Geçtiğimiz hafta üniversite kampüslerinde, meslek sendikalarında, camilerde ve bazı meydanlarda Filistinlilerle dayanışma amacıyla planda olmayan protestolar patlak verdi. Darbe sonrası, bu düzeyde bir hareketlilik görülmemişti ve İkinci İntifada’nın Mübarek yönetimindeki sokak siyasetini yeniden canlandırdığı 2000’li yılları hatırlatıyordu.
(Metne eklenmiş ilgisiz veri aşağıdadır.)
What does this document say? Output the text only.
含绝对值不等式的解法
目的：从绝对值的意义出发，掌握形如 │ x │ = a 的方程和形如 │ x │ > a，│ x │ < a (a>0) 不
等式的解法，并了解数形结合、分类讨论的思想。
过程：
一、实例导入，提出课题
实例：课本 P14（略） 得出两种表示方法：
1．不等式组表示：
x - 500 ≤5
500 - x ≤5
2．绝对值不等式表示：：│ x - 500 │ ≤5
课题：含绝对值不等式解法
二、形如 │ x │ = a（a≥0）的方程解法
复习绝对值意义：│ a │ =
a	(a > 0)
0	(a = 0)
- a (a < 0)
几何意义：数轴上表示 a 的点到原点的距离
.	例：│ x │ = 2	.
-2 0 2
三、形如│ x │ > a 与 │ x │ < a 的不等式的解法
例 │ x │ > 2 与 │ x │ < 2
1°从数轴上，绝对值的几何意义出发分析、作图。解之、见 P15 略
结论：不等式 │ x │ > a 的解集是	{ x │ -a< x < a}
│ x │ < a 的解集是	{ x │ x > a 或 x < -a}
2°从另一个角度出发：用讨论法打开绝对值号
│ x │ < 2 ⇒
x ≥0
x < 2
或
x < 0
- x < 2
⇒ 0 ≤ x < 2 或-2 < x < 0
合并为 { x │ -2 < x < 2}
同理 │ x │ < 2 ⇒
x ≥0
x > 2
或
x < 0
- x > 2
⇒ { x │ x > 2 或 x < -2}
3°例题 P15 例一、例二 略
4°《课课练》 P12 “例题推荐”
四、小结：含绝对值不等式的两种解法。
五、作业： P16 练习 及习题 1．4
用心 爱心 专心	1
18 Ekim gününden bu yana, Sisi’nin Mısır’ın ulusal güvenliğini savunma konusundaki meydan okuyan tavrını desteklemek amacıyla yetkililer tarafından kamu görevlilerine talimat verildi. Güvenlik güçleri tarafından yönetilen Ulusun Gelecek Partisi halka açık toplantılar düzenlemek üzere seferber edildi ve bazı sokak eylemlerine katıldı.
Bu seferberliklerin, rejim karşıtı protestolara dönüşebilecek halk öfkesini dağıtmaya çalıştığına şüphe yok. Öte yandan, Sisi’nin yeniden yerleşim planını kabul etmesi veya iptal etmeye karar vermesi halinde Ulusun Gelecek Partisi İsrail’le potansiyel olarak daha iyi bir anlaşma yapılmasına yardımcı olabilir.
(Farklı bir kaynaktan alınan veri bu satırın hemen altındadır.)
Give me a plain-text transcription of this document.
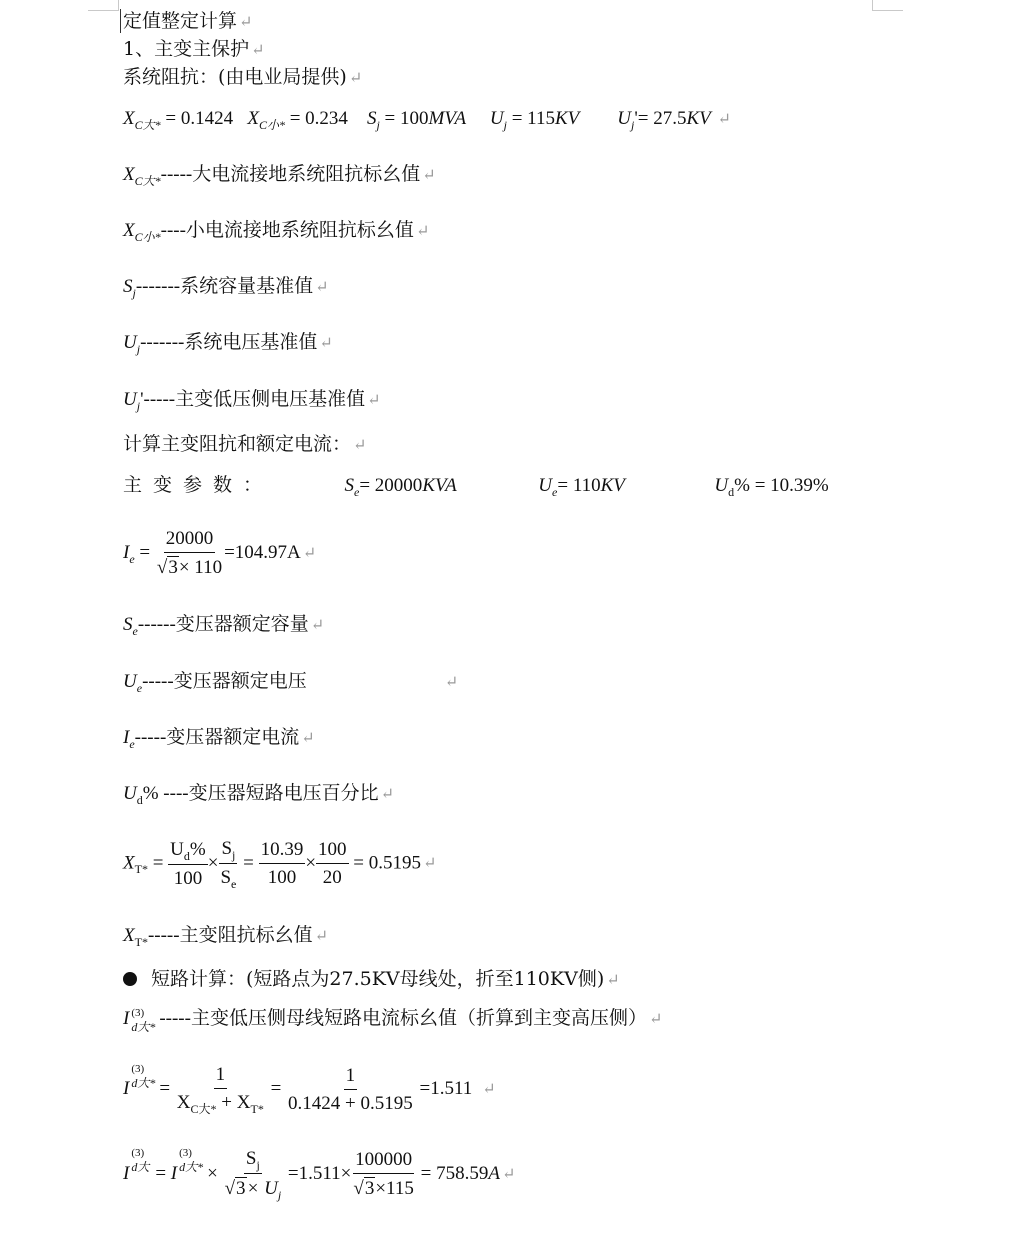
定值整定计算 ↵
1、主变主保护 ↵
系统阻抗：(由电业局提供) ↵
$X_{C大*} = 0.1424$ $X_{C小*} = 0.234$ $S_j = 100MVA$ $U_j = 115KV$ $U_j'= 27.5KV$ ↵
$X_{C大*}-----$大电流接地系统阻抗标幺值 ↵
$X_{C小*}----$小电流接地系统阻抗标幺值 ↵
$S_j-------$系统容量基准值 ↵
$U_j-------$系统电压基准值 ↵
$U_j'-----$主变低压侧电压基准值 ↵
计算主变阻抗和额定电流： ↵
主变参数：	$S_e= 20000KVA$	$U_e= 110KV$	$U_d\% = 10.39\%$
$I_e = \frac{20000}{√3\times 110} =104.97A$ ↵
$S_e------$变压器额定容量 ↵
$U_e-----$变压器额定电压	↵
$I_e-----$变压器额定电流 ↵
$U_d\%$ ----变压器短路电压百分比 ↵
$X_{T*} = \frac{U_d\%}{100} \times \frac{S_j}{S_e} = \frac{10.39}{100} \times \frac{100}{20} = 0.5195$ ↵
$X_{T*}-----$主变阻抗标幺值 ↵
短路计算：(短路点为27.5KV母线处，折至110KV侧) ↵
I (3)
d大* -----主变低压侧母线短路电流标幺值（折算到主变高压侧） ↵
I
(3)
d大* =
1
$X_{C大*} + X_{T*}$
= $\frac{1}{0.1424 + 0.5195} =1.511$ ↵
I
(3)
d大 = I
(3)
d大* × $\frac{S_j}{√3\times U_j} =1.511\times \frac{100000}{√3\times 115} = 758.59A$ ↵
Yine de devam eden protestolar sokak siyasetini bir kez daha normalleştiriyor. Ülke, örgütlü muhalefet bastırılsa bile patlamaya hazır bir barut fıçısı gibi. Silahlar bir an evvel susmazsa Filistin bir tetikleyici olabilir.
Hossam el-Hamalawy, Mısır askeri ve güvenlik hizmetleri üzerine araştırma yapan bir gazeteci ve akademisyen-aktivisttir.
Bu makalede yer alan fikirler yazara aittir ve Kudüs Araştırmaları Platformu’nun editöryal politikasını yansıtmayabilir.